His aim is still true.
When Elvis Costello and the Attractions kicked off their first U.S. concert in eight years (and their first Seattle gig since 1981) last night at the Paramount, they made it clear that it was going to be a ripping night of old and new.
Appearing on a no-nonsense stage and rarely straying from his rigidly energetic stance, the black-suited Costello ran through a fierce trio of songs from the late '70s before breaking into "Pony St.," a characteristic rocker and the first of a dozen songs from Brutal Youth, the new disc that reunites Costello with his original band.
It was only the second date of their current tour (which opened Tuesday in Vancouver, B.C.), but the two-hour set blistered with the synergy of a tightly tuned foursome. Costello focused on a nonstop selection of greatest hits and fresh goods, roaming freely from the welcomed familiarity of "Man Out of Time" and "Mystery Dance" to the lyrical elegance of new songs, including the tender "Too Soon To Know" and "This Is Hell," an instant classic (dealing in part with the trappings of success) that found Costello bathed in moody red light.
Opting to forgo backing vocals, the Attractions (bassist Bruce Thomas, drummer Pete Thomas and ace keyboardist Steve Nieve) knuckled down for a flawlessly paced assault.
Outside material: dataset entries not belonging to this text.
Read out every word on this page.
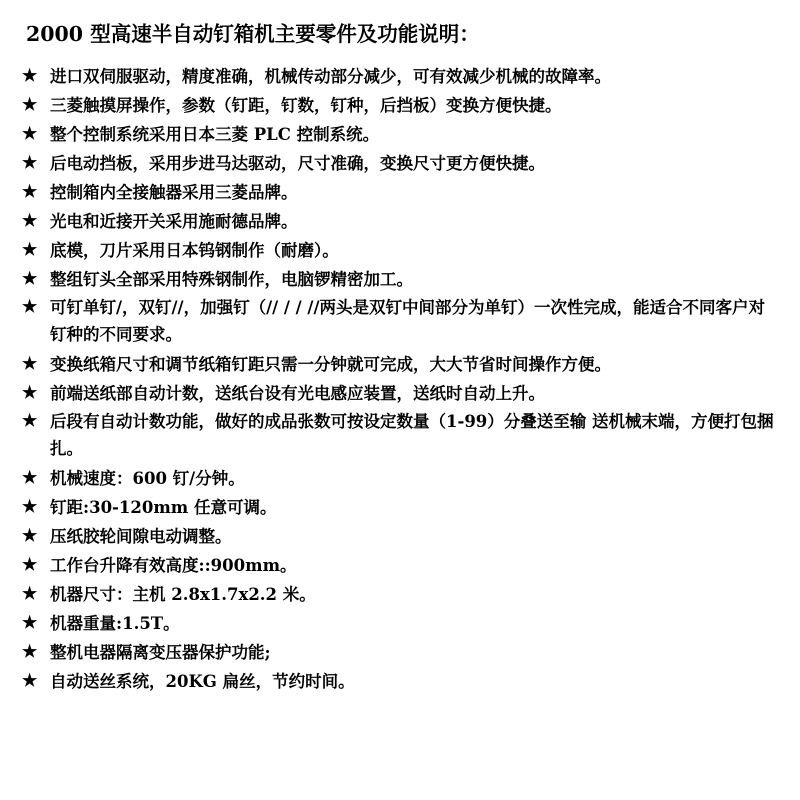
2000 型高速半自动钉箱机主要零件及功能说明：
★ 进口双伺服驱动，精度准确，机械传动部分减少，可有效减少机械的故障率。
★ 三菱触摸屏操作，参数（钉距，钉数，钉种，后挡板）变换方便快捷。
★ 整个控制系统采用日本三菱 PLC 控制系统。
★ 后电动挡板，采用步进马达驱动，尺寸准确，变换尺寸更方便快捷。
★ 控制箱内全接触器采用三菱品牌。
★ 光电和近接开关采用施耐德品牌。
★ 底模，刀片采用日本钨钢制作（耐磨）。
★ 整组钉头全部采用特殊钢制作，电脑锣精密加工。
★ 可钉单钉/，双钉//，加强钉（// / / //两头是双钉中间部分为单钉）一次性完成，能适合不同客户对钉种的不同要求。
★ 变换纸箱尺寸和调节纸箱钉距只需一分钟就可完成，大大节省时间操作方便。
★ 前端送纸部自动计数，送纸台设有光电感应装置，送纸时自动上升。
★ 后段有自动计数功能，做好的成品张数可按设定数量（1-99）分叠送至输 送机械末端，方便打包捆扎。
★ 机械速度：600 钉/分钟。
★ 钉距:30-120mm 任意可调。
★ 压纸胶轮间隙电动调整。
★ 工作台升降有效高度::900mm。
★ 机器尺寸：主机 2.8x1.7x2.2 米。
★ 机器重量:1.5T。
★ 整机电器隔离变压器保护功能;
★ 自动送丝系统，20KG 扁丝，节约时间。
Costello himself shifted from acoustic to blazing Fender with contagious confidence.
Canada's Crash Test Dummies opened with a punctual 50-minute set from their breakthrough album "God Shuffled His Feet," and while Brad Roberts nicely fronted with his bass-baritone vocals, the set peaked when backup singer/keyboardist Ellen Reid tore into a gutsy vocal with the jesterish Benjamin Darvill on harmonica. By the time the Dummies made way for Costello, the sellout crowd had already earned a sound return on their investment.